John on October 29, 2010 at 11:08 am
The final report hasn’t been released, but only because commissioner Michael Yaki, a Democratic appointee, walked out to prevent them forming a quorum. No doubt this report would not help the Democrats on election day, so with this tactic by Yaki, the full release has been delayed until after Nov. 2nd. But the draft report is damning enough:
The Department has argued that the change [dropping the default judgment] was based on a review of the totality of the circumstances and was simply a matter of career people disagreeing with other career people about the adequacy of the evidence under the pertinent law. Evidence obtained by the Commission, however, has called this version of events into serious doubt. First, two members of the NBPP trial team, Christopher Coates and J. Christian Adams, have testified before the Commission that the lawsuit was strong and that there was no legally-sound reason to reverse course. Second, internal Department documents obtained by the Commission show that an independent review of the facts and legal arguments undertaken by career attorneys in the Appellate Section resulted in a recommendation that the case proceed without change. Third, evidence obtained pursuant to a Freedom of Information Act lawsuit by a third party indicatesthat this matter was not simply a difference of opinion between career attorneys. Instead, therecord of communications within the Department appears to indicate that senior politicalappointees played a significant role in the decision making surrounding the lawsuit. The involvement of senior DOJ officials by itself would not be unusual, but the Department’s repeated attempts to obscure the nature of their involvement and other refusals to cooperate raise questions about what the Department is trying to hide.
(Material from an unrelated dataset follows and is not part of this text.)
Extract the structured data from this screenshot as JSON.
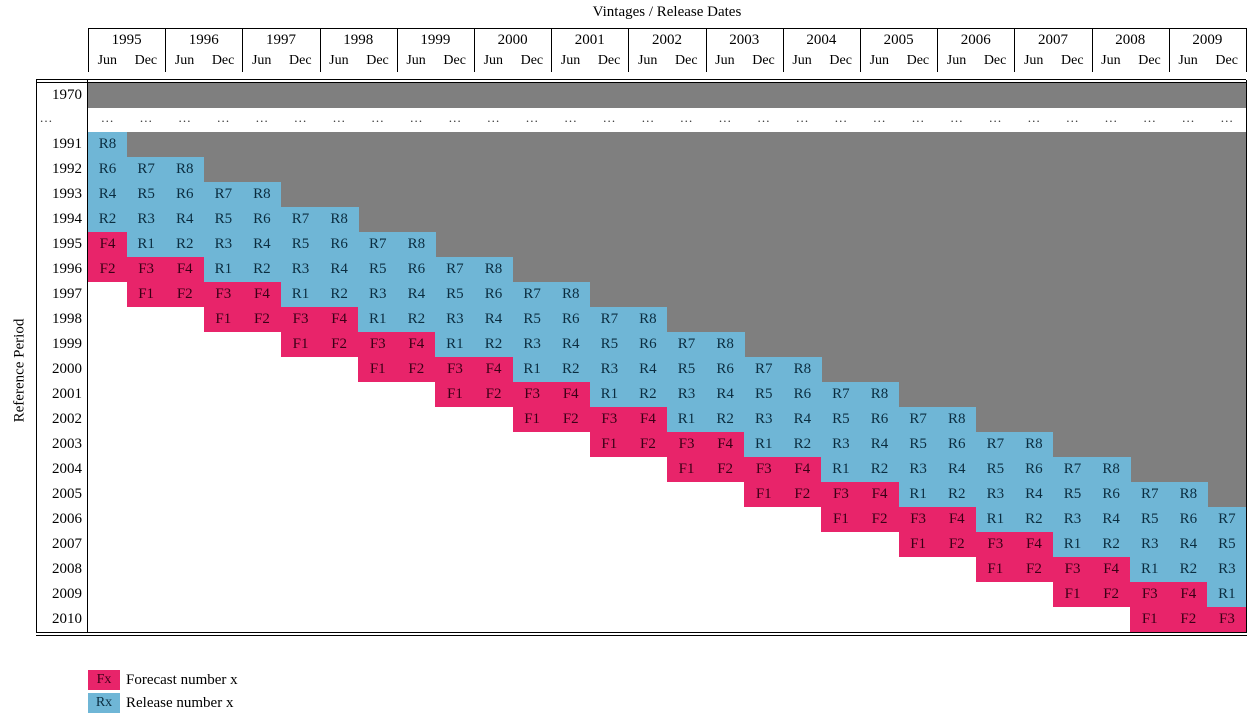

The last part is probably the most significant. As we learned with Watergate, it’s not the petty crime that gets you, it’s the lies and cover up that follow. The report also details some of the DOJ stonewalling that has occurred:
At various times the Department alleged it would provide no information because the matter was being reviewed by its Office of Professional Responsibility. At other times, the Department raised a wide variety of legal privileges, many of which seemed to have no relevance to the currentinvestigation. Although the Department eventually began to provide some information, including 4,000 pages of documents, much of the information provided either did not relate to the New Black Panther Party litigation, involved matters that were already public, or involved prior voter intimidation lawsuits. While useful, this information did not address the core of the Commission’s inquiry as to why the NBPP lawsuit had been challenged internally.
In the end, it was only a lawsuit filed by Judicial Watch that resulted in access to some of the information the commission was seeking. But even now the stonewalling continues:
At present, despite the subpoena issued to the Department, DOJ has not turned over the direct evidence regarding its management-level communications and decision making about the NBPP litigation other than (i) the above statements submitted by the Department, and (ii) the information provided to Judicial Watch in response to its FOIA lawsuit. Accordingly, it is not currently possible to verify the accuracy of the Department’s version of such communications, although the timing, frequency, and captions of such communications cast considerable doubt on several of the Department’s claims.
Starting on page 109, the draft report offers a list of requested information that DOJ has refused to turn over, for instance:
The Department refused to provide witness statements from poll watchers Mike Mauro, Chris Hill, Steve Morse, Wayne Byman, Joe Fischetti, Larry Counts, Angela Counts, and Harry Lewis; defendant Malik Zulu Shabazz; police officer Richard Alexander; and Republican Party officials Joe DeFelice and John Giordano.
Of course looming in the background is the suggestion by several of the career attorneys that DOJ does not enforce the law in an equal and race-neutral manner. There are plenty of details contained in the report that seem to back this up. Here’s just one that caught my eye:
A non-lawyer minority employee at the Department was “relentlessly harassed by Voting Section staff for his willingness as a minority to work on the case of United States v. Ike Brown.
The report has been delayed but its contents won’t be denied. The DOJ has a lot to answer for and, starting in January, they’re going to experience a new and different level of scrutiny from Capitol Hill.
Note: The draft report I’ve linked was leaked to Talking Points Memo. According to commission members this is not the latest draft, i.e. the one they planned to release today had Yaki not walked out to prevent their doing so. As a result, some of the language may change in the final report.